What happened

Sunnova Energy International (NOVA 0.90%). Rimini Street (RMNI -7.17%). OptiNose (OPTN -8.55%). What do a solar panel installer; a database software contractor; and a pharmaceutical company specializing in ear, nose, and throat treatments have in common?

They're all stocks suffering big declines today, with Sunnova shares down 10.9%, Rimini stock off 16.2%, and OptiNose bloodied to the tune of 24.8% as of 11:50 a.m. EDT. And they're also all down for the same reason: stock dilution.

Three arrows of different colors all pointing down

Image source: Getty Images.

So what

Yesterday, Sunnova announced that it has priced a secondary offering of 10 million shares (11.5 million, if underwriters exercise their overallotment option) at a per-share price of $25. On the one hand, that might be good news if it yielded $250 million or more in cash for Sunnova to use to grow the business. Unfortunately, all the shares being sold are being sold by existing shareholders. Thus, none of cash will go to Sunnova.  

Rimini and OptiNose had similar news to report this morning. Rimini is pricing 6.1 million shares (7 million with overallotment) at $4.50 per share. The good news here is that it's the company offering the shares for sale and the company that will reap the proceeds -- up to $28.9 million after fees. The bad news is that, when a company issues and sells more of its own shares, it dilutes its shareholders out of part of their stake in the company -- about 9.2% in this case.  

OptiNose is doing an own-share secondary offering, too -- 6 million shares initially, with an overallotment option that could see an additional 900,000 shares sold, all at an offer price of $5.85 per share. Again, the idea here will be to raise cash for the company -- at the cost of diluting existing shareholders.

Now what

So is this good news or bad news for investors? Judging from the share price declines, investors are less worried about Sunnova insiders "dumping" shares on the market than they are about Rimini and OptiNose diluting their shareholders out of part of their stake.

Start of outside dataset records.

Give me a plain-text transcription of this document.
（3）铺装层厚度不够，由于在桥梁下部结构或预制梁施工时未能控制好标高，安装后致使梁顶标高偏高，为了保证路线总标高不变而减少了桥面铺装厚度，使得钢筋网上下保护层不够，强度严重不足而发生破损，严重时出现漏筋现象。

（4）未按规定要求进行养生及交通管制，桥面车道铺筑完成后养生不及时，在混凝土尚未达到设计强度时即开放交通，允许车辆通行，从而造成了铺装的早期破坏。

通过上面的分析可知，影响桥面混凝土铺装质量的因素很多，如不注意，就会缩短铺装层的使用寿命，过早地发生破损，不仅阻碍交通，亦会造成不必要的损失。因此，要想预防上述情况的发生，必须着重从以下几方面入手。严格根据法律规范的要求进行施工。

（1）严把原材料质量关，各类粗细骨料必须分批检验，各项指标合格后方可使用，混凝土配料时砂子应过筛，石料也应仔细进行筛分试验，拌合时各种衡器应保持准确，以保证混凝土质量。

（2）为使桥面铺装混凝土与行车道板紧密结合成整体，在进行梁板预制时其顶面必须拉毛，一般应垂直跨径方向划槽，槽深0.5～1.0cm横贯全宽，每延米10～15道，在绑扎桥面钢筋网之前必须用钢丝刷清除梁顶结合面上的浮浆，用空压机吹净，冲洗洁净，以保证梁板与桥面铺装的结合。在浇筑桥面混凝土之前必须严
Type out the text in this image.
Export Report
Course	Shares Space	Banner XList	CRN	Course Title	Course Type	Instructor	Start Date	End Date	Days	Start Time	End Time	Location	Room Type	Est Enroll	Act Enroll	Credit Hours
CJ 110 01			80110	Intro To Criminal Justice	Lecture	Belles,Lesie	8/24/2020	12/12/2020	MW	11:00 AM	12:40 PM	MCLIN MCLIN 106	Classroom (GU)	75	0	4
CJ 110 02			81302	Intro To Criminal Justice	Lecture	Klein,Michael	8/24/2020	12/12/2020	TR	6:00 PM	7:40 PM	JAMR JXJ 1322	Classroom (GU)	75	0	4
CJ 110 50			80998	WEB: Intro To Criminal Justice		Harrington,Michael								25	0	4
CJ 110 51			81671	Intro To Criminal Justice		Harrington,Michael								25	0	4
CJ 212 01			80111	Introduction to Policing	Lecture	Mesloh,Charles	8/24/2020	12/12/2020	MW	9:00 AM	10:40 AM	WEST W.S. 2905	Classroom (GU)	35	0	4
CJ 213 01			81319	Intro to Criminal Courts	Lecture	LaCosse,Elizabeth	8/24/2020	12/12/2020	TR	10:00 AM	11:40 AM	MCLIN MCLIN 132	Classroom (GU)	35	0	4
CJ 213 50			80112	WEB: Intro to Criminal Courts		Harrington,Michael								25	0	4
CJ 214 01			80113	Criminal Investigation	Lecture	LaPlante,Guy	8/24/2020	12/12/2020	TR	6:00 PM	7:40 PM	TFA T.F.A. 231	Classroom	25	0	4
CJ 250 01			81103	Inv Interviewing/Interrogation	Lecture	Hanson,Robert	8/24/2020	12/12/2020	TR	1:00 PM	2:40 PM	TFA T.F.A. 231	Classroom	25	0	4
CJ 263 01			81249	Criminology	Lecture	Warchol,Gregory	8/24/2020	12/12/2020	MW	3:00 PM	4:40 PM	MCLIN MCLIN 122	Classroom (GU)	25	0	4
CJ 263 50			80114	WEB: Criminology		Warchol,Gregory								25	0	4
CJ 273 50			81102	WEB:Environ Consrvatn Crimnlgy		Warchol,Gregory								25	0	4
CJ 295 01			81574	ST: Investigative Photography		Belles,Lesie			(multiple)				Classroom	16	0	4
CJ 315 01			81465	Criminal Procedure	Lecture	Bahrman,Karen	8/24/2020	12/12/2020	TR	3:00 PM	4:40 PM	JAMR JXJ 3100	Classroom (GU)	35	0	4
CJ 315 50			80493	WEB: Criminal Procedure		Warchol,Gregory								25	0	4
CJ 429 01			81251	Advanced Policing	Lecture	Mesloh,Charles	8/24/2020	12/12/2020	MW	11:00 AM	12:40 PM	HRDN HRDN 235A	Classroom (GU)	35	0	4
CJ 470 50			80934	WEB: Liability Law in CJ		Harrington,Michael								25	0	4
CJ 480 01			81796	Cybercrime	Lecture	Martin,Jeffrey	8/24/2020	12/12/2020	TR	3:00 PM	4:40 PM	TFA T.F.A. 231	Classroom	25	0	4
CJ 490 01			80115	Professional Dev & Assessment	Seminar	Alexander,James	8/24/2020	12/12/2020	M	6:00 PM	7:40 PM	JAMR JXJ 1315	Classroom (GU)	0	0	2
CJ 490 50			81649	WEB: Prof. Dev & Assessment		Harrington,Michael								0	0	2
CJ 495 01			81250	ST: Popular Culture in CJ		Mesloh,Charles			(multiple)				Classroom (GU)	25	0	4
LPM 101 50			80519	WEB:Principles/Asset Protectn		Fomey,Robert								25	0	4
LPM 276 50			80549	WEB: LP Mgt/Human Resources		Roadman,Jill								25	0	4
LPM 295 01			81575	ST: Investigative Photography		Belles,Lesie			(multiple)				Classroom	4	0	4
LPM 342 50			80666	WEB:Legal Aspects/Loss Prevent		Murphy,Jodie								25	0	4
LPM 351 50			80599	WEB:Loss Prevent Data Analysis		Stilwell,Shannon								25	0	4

Indeed, investors appear particularly upset about the dilutive offerings being priced so much lower than their shares were worth before the stock sales were announced -- because as we can see, the share prices of those two companies are now well below the companies' respective offer prices. At Sunnova, at least, the shares today have fallen no farther than the price at which selling shareholders are offering to sell their shares.

This is probably a function of how well the stocks have performed for investors already. In the case of Rimini and OptiNose, both stocks are now underperforming the market over the past year. Sunnova shares, on the other hand, have gained 155% over the past year.

Of the three, investors seem to think Sunnova stock has the best chance of continuing to rise in the quarters and years to come.